For those of us that spend countless hours with vulnerable people, it’s easy to lose sight of that. We become desensitized and tired, caught up in checking things off the list. The pressure put on us to chart measurable progress, increase productivity, and push clients through the People Helping Machine™ clouds our vision and leaves us more focused on outcomes than individuals. It’s so easy to slip into a place of judgment and frustration towards our clients; the focus on outcomes positions them as getting in the way of us accomplishing Very Important Tasks.
Our systems ask people to conform- get yourself together, get a job, be a productive member of society- and any action that challenges that conformity is labeled negatively. In my experience, that pressure is where a great deal of the judgmental language about clients comes from. When we’re at the mercy of systems who hang a narrow idea of “success” and “progress” over our heads, it makes sense that we would, in turn, pass that pressure onto our clients.
I believe that it’s our job as supporters and helpers to push back against that idea.
The first step to pushing back is changing the way we talk about people.
If someone is experiencing addiction and is unable to hold a job they may be labeled lazy. If someone moves into housing after being homeless and accumulates an excess of household items they may be labeled a hoarder. If someone expresses their feelings by yelling they may be labeled as attention seeking. When we assign negative labels to people for doing things that are deeply, uniquely human and often a result of trauma, we begin to decenter and judge them in an experience that is supposed to be about love and care.

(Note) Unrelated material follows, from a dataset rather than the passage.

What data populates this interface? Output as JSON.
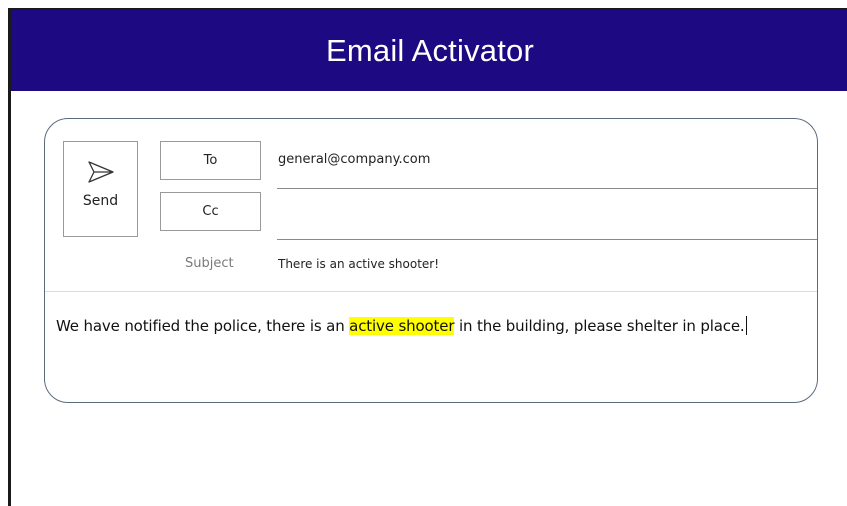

When we choose to see people through a lens of strength and love we have the opportunity not only to help them have the life they want, but to help support their self-esteem, self-efficacy, and heal their hurts by tending to them with care.
Instead of calling someone lazy for using drugs and struggling to work, what if we describe them as a person utilizing an effective coping skill to live with their hurt? What if we applaud their desire to work towards getting a job? What if we acknowledge their ability to protect their emotional safety?
The person we label as a hoarder? What if we instead view them as someone who learned how to get their needs met, someone who is incredible at accessing resources and taking care of themselves?
Or the person being called an attention seeker; what if we see them as a person who wants to be heard and who values human connection? What if we pull them closer with our love instead of keeping them at an arm's length?
All of this might feel very unfamiliar- the tendency to judge and control is deeply baked into this work- but I urge you to give it a try. When a negative label pops into your head or you have the urge to complain about how a client is “making things harder”, take a moment to reframe. Observe how you feel afterward. Check in with how it impacts your sense of hope and fulfillment. See if you feel differently about challenging situations.
What you pay attention to grows. When we decide to focus on the strengths people have rather than their deficits, we create more room for connection and for everyone to thrive.